Age: Drink as soon as possible after release.
Other: These wines are frizzante, slightly fizzy. Traditional Lambrusco is dry, called Secco in Italian (Amabile is medium-sweet and Dolce is sweet). Lambrusco wines are relatively low in alcohol. Only buy bottles with a cork, not a screw cap.
Lambrusco (lahm-BROOS-sko) is the name of both a grape variety, and the wine made from it, in the Emilia-Romagna region of central Italy. This grape variety has a long history going back to Roman times and consequently there are many sub-varieties.
The first thing to note about Lambrusco wine is that there are basically two types: traditional Lambrusco which is dry, fruity, refreshing, sealed with a cork stopper and produced for local consumption; and secondly a mass-produced, bland, sweetened wine sealed in screw-capped bottles for the export market. Always select the former, so look for a cork and not a screw cap.
The second point to note is that Lambrusco is what the Italians call frizzante, slightly fizzy, but not quite sparkling – which they call spumante. This gives the wines an additional refreshing quality. Lambrusco is a great food wine and has been developed over time to match local cuisine. While basically a simple wine its appeal lies in its light, fresh and flavorsome character.

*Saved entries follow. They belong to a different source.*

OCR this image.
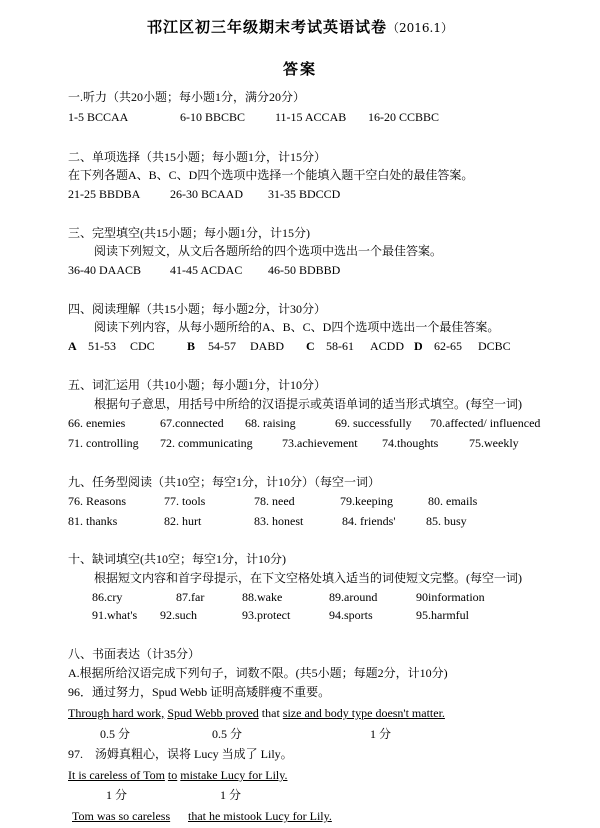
邗江区初三年级期末考试英语试卷（2016.1）
答案
一.听力（共20小题；每小题1分，满分20分）
1-5 BCCAA	6-10 BBCBC 11-15 ACCAB 16-20 CCBBC
二、单项选择（共15小题；每小题1分，计15分）
在下列各题A、B、C、D四个选项中选择一个能填入题干空白处的最佳答案。
21-25 BBDBA 26-30 BCAAD 31-35 BDCCD
三、完型填空(共15小题；每小题1分，计15分)
阅读下列短文，从文后各题所给的四个选项中选出一个最佳答案。
36-40 DAACB 41-45 ACDAC 46-50 BDBBD
四、阅读理解（共15小题；每小题2分，计30分）
阅读下列内容，从每小题所给的A、B、C、D四个选项中选出一个最佳答案。
A 51-53 CDC	B 54-57 DABD C 58-61 ACDD D 62-65 DCBC
五、词汇运用（共10小题；每小题1分，计10分）
根据句子意思，用括号中所给的汉语提示或英语单词的适当形式填空。(每空一词)
66. enemies	67.connected 68. raising	69. successfully 70.affected/ influenced
71. controlling 72. communicating 73.achievement 74.thoughts	75.weekly
九、任务型阅读（共10空；每空1分，计10分）（每空一词）
76. Reasons	77. tools	78. need	79.keeping	80. emails
81. thanks	82. hurt	83. honest	84. friends'	85. busy
十、缺词填空(共10空；每空1分，计10分)
根据短文内容和首字母提示，在下文空格处填入适当的词使短文完整。(每空一词)
86.cry	87.far	88.wake	89.around	90information
91.what's 92.such	93.protect	94.sports	95.harmful
八、书面表达（计35分）
A.根据所给汉语完成下列句子，词数不限。(共5小题；每题2分，计10分)
96．通过努力，Spud Webb 证明高矮胖瘦不重要。
Through hard work, Spud Webb proved that size and body type doesn't matter.
0.5 分	0.5 分	1 分
97.　汤姆真粗心，误将 Lucy 当成了 Lily。
It is careless of Tom to mistake Lucy for Lily.
1 分	1 分
Tom was so careless that he mistook Lucy for Lily.
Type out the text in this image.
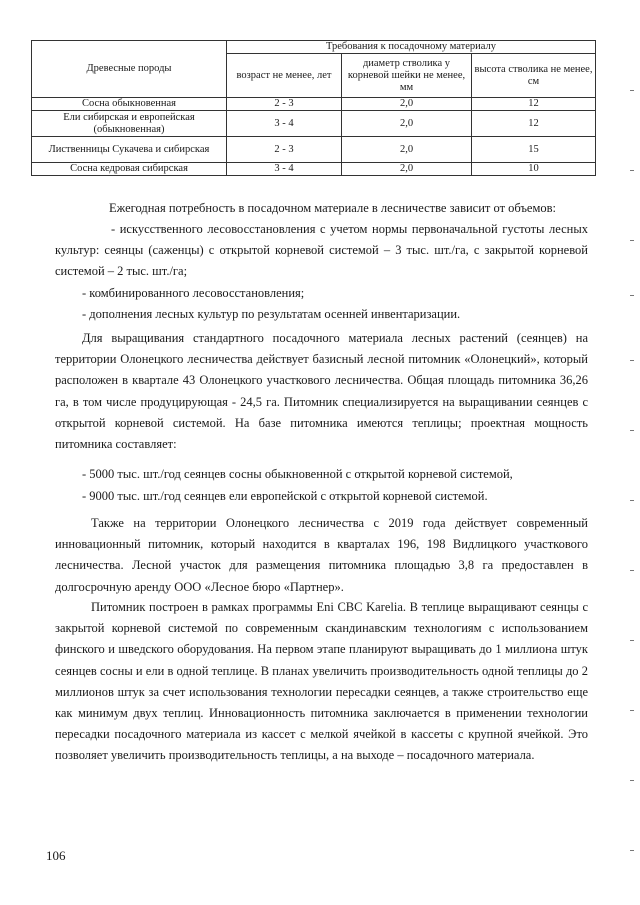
Древесные породы	Требования к посадочному материалу		
	возраст не менее, лет	диаметр стволика у корневой шейки не менее, мм	высота стволика не менее, см
Сосна обыкновенная	2 - 3	2,0	12
Ели сибирская и европейская (обыкновенная)	3 - 4	2,0	12
Лиственницы Сукачева и сибирская	2 - 3	2,0	15
Сосна кедровая сибирская	3 - 4	2,0	10

Ежегодная потребность в посадочном материале в лесничестве зависит от объемов:

- искусственного лесовосстановления с учетом нормы первоначальной густоты лесных культур: сеянцы (саженцы) с открытой корневой системой – 3 тыс. шт./га, с закрытой корневой системой – 2 тыс. шт./га;

- комбинированного лесовосстановления;

- дополнения лесных культур по результатам осенней инвентаризации.

Для выращивания стандартного посадочного материала лесных растений (сеянцев) на территории Олонецкого лесничества действует базисный лесной питомник «Олонецкий», который расположен в квартале 43 Олонецкого участкового лесничества. Общая площадь питомника 36,26 га, в том числе продуцирующая - 24,5 га. Питомник специализируется на выращивании сеянцев с открытой корневой системой. На базе питомника имеются теплицы; проектная мощность питомника составляет:

- 5000 тыс. шт./год сеянцев сосны обыкновенной с открытой корневой системой,

- 9000 тыс. шт./год сеянцев ели европейской с открытой корневой системой.

Также на территории Олонецкого лесничества с 2019 года действует современный инновационный питомник, который находится в кварталах 196, 198 Видлицкого участкового лесничества. Лесной участок для размещения питомника площадью 3,8 га предоставлен в долгосрочную аренду ООО «Лесное бюро «Партнер».

Питомник построен в рамках программы Eni CBC Karelia. В теплице выращивают сеянцы с закрытой корневой системой по современным скандинавским технологиям с использованием финского и шведского оборудования. На первом этапе планируют выращивать до 1 миллиона штук сеянцев сосны и ели в одной теплице. В планах увеличить производительность одной теплицы до 2 миллионов штук за счет использования технологии пересадки сеянцев, а также строительство еще как минимум двух теплиц. Инновационность питомника заключается в применении технологии пересадки посадочного материала из кассет с мелкой ячейкой в кассеты с крупной ячейкой. Это позволяет увеличить производительность теплицы, а на выходе – посадочного материала.

106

Aromas of red berries and violets are followed by flavors of fresh strawberries, red cherries and a refreshing, slightly bitter, almond twist on the finish. The best wines are very attractive, relatively low in alcohol, and all are made for immediate consumption, as they taste best soon after release.
White Lambrusco, called Lambrusco Bianco, is also made from these red grapes by removing the skins immediately after pressing. Some Rosé is also made.